A judge due to sentence the first two people to be charged under NSW race-fixing laws has indicated he won't jail a horse trainer for cheating in the 2013 Tamworth Cup.
Cody Glenn Morgan, whose partner is heavily pregnant, appeared relieved at the words of Acting Judge Colin Charteris, who said the 31-year-old had "considerable potential".
Morgan and family friend Robert James Clement, 51, were last month found guilty of engaging in conduct to corrupt the betting outcome of the Cup.
The crown contended they had an agreement to obtain a financial windfall and drenched Morgan's horse Prussian Secret just hours before it won the race.
Morgan also was found guilty of using corrupt conduct information to bet on an event, namely that he knew the horse had been treated, before he placed a $100 each-way bet on the race.

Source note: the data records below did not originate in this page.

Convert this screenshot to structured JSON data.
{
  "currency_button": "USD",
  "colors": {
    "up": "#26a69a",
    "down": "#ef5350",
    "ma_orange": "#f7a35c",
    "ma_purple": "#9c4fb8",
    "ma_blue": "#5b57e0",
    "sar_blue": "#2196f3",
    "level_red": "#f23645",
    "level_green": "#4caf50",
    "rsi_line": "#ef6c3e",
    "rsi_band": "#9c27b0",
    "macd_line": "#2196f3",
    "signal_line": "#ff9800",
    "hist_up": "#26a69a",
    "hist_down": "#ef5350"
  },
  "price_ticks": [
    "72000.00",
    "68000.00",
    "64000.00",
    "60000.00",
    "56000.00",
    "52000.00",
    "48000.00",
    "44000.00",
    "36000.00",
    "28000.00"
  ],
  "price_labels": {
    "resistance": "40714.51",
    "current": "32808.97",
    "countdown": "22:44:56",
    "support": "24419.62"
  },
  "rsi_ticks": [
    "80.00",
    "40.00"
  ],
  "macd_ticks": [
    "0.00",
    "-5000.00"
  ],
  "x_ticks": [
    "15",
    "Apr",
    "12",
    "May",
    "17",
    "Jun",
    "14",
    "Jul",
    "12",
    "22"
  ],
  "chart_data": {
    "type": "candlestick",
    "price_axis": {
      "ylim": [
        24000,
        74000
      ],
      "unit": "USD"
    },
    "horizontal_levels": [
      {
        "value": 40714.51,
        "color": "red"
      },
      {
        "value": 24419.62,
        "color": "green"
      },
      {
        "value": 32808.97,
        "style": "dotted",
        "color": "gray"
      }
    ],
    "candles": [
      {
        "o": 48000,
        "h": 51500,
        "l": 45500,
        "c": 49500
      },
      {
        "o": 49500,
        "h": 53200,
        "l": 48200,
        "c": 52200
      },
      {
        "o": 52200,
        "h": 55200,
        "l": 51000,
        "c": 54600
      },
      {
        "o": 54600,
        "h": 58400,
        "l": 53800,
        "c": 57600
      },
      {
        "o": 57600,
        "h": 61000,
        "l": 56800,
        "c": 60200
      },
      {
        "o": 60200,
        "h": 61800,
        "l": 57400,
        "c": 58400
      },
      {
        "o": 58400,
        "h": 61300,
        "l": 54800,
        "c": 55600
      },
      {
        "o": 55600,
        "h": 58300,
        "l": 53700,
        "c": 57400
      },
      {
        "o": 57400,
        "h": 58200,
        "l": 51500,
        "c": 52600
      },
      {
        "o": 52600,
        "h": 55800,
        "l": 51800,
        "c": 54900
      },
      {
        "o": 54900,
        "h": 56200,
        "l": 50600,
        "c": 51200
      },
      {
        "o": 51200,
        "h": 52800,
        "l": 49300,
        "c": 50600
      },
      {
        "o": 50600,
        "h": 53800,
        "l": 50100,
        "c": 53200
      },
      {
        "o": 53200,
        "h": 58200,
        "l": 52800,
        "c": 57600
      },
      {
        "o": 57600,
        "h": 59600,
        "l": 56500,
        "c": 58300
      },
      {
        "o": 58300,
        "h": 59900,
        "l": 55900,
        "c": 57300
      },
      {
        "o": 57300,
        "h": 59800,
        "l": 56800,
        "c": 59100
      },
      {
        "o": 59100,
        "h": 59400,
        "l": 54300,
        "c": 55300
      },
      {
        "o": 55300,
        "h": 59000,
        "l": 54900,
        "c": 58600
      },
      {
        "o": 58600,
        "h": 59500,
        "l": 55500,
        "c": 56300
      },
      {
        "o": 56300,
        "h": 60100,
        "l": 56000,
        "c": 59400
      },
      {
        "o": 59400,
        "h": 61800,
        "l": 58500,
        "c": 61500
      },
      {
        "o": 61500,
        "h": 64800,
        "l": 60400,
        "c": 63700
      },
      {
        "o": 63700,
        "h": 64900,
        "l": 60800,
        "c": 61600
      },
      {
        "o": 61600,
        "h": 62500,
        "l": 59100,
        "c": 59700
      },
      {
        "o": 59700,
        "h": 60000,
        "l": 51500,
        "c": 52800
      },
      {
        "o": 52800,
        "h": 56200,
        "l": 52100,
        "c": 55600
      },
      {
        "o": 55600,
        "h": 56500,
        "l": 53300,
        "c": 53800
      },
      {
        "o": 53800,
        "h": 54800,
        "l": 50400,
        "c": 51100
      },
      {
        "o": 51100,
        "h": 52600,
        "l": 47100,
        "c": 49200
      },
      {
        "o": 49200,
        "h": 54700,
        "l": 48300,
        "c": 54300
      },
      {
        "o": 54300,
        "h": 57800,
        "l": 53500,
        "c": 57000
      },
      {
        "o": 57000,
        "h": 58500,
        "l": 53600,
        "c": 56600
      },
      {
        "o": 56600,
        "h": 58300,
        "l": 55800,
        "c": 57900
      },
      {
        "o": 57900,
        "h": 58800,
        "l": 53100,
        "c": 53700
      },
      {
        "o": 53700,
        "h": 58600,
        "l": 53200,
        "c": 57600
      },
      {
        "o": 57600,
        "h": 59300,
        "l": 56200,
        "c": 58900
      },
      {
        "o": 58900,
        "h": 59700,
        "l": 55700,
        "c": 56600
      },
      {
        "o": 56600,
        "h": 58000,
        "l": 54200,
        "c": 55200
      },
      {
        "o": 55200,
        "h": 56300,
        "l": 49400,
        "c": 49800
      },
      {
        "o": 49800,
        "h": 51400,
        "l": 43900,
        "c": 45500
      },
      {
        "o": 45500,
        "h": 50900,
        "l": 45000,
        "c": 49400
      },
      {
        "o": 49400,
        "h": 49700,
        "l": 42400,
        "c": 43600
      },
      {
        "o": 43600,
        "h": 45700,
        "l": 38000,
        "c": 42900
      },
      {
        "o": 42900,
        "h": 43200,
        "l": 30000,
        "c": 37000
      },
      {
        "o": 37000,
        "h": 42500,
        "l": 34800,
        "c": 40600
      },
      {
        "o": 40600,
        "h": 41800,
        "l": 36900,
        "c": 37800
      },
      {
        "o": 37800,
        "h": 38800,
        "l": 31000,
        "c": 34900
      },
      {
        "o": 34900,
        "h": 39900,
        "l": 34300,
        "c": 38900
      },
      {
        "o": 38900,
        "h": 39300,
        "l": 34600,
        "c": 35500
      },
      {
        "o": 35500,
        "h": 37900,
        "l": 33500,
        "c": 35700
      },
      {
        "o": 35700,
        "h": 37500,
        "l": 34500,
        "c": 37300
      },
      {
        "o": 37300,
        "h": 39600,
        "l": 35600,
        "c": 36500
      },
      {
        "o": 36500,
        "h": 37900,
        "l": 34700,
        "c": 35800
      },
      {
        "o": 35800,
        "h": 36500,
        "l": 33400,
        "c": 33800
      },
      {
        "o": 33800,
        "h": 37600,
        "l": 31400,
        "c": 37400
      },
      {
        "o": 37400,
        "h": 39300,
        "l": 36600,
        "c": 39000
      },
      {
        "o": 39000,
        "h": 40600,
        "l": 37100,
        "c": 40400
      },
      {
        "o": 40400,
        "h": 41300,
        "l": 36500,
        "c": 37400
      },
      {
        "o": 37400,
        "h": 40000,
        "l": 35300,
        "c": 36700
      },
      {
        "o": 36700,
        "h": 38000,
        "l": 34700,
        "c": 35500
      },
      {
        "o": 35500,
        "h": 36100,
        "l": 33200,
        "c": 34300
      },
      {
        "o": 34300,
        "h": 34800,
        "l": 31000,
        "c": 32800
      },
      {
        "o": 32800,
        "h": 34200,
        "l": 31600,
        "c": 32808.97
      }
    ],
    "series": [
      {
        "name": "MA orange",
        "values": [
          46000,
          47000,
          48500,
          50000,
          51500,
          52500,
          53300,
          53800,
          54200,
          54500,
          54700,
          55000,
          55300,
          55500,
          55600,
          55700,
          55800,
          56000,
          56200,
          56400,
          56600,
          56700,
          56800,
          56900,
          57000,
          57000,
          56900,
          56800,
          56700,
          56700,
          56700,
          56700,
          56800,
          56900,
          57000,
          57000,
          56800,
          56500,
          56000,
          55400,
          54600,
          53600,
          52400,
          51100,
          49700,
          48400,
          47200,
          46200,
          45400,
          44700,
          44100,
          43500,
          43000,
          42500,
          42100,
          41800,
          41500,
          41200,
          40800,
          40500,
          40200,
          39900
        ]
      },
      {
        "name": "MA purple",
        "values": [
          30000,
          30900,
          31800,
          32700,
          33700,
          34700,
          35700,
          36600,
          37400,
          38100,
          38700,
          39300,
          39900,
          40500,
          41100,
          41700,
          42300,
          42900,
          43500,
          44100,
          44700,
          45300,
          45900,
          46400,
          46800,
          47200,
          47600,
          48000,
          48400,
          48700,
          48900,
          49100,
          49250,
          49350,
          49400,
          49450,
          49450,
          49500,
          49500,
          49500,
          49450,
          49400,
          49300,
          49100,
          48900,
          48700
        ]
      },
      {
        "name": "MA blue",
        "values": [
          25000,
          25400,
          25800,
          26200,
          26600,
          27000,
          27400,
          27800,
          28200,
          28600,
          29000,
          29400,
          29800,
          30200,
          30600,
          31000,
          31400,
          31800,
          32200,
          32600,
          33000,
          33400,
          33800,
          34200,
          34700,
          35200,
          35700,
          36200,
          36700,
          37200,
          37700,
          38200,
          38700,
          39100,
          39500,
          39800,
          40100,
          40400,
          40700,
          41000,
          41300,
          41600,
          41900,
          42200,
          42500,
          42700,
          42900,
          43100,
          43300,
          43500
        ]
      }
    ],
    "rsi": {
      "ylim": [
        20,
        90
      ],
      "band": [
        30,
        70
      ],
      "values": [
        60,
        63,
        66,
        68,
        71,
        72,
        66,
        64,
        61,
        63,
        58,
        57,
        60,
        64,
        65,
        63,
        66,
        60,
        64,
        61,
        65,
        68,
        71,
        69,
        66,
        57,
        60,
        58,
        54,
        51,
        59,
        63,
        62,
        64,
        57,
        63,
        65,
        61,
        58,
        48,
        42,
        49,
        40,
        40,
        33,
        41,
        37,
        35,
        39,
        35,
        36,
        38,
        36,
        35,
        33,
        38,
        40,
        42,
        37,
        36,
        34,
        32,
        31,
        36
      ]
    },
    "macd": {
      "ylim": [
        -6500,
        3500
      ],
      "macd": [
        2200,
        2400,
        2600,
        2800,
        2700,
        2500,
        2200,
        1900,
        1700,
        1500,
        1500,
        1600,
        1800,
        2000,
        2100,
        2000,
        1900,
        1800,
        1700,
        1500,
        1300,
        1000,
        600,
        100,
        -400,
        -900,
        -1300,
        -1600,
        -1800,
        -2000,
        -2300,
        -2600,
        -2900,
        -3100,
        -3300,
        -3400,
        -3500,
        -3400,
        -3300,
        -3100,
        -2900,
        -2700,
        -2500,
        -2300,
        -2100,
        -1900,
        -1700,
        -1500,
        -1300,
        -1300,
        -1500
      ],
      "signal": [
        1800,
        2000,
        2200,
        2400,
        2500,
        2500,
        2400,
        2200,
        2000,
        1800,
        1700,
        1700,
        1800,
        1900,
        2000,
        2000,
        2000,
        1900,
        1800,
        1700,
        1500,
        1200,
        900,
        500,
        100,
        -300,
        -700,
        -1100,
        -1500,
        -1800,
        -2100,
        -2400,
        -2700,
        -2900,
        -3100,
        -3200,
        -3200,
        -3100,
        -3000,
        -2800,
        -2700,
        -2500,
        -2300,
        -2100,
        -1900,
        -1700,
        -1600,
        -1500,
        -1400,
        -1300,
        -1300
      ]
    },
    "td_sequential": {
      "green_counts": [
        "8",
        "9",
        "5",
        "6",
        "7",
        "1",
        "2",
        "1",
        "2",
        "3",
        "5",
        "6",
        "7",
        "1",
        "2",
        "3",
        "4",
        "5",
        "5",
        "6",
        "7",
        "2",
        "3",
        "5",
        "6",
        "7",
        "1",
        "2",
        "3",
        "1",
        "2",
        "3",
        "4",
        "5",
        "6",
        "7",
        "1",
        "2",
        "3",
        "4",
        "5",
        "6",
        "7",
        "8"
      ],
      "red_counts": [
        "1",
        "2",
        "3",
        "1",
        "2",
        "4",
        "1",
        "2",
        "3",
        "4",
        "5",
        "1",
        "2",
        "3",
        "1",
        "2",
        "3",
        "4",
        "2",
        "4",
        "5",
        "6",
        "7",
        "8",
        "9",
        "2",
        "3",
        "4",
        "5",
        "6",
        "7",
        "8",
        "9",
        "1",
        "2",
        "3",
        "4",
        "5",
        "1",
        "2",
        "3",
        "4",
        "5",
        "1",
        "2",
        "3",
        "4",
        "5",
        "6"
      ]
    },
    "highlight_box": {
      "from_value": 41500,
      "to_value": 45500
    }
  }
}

He was also convicted over an offence relating to treating Prussian Secret before the Gunnedah Cup in May 2013.
In Sydney's District Court on Thursday, Clement pleaded guilty to facilitating corrupt conduct in relation to a 2013 Tamworth harness race but asked that two matters be taken into account.
Morgan told the judge of his remorse, of how his parents had to sell a property to fund his trial and his ensuing psychological problems.
On Wednesday, Racing NSW stewards imposed a 15-month disqualification on Morgan but he's free to continue training now as he had already stood down for 18 months.
"I left school in year 9, I don't know a lot else," he said.
He had been an apprentice jockey, but was injured in a rodeo and is soon facing a 10th operation.
Crown prosecutor Jane Kripner said general deterrence was important, noting Morgan was primarily motivated by greed and the cheating attacked the integrity of racing.
Morgan's lawyer, Peter Skinner, submitted that the trainer now "is older and wiser" and a bond or community sentence would be appropriate.
He will be sentenced in Sydney on September 13, before Clement faces a sentence hearing.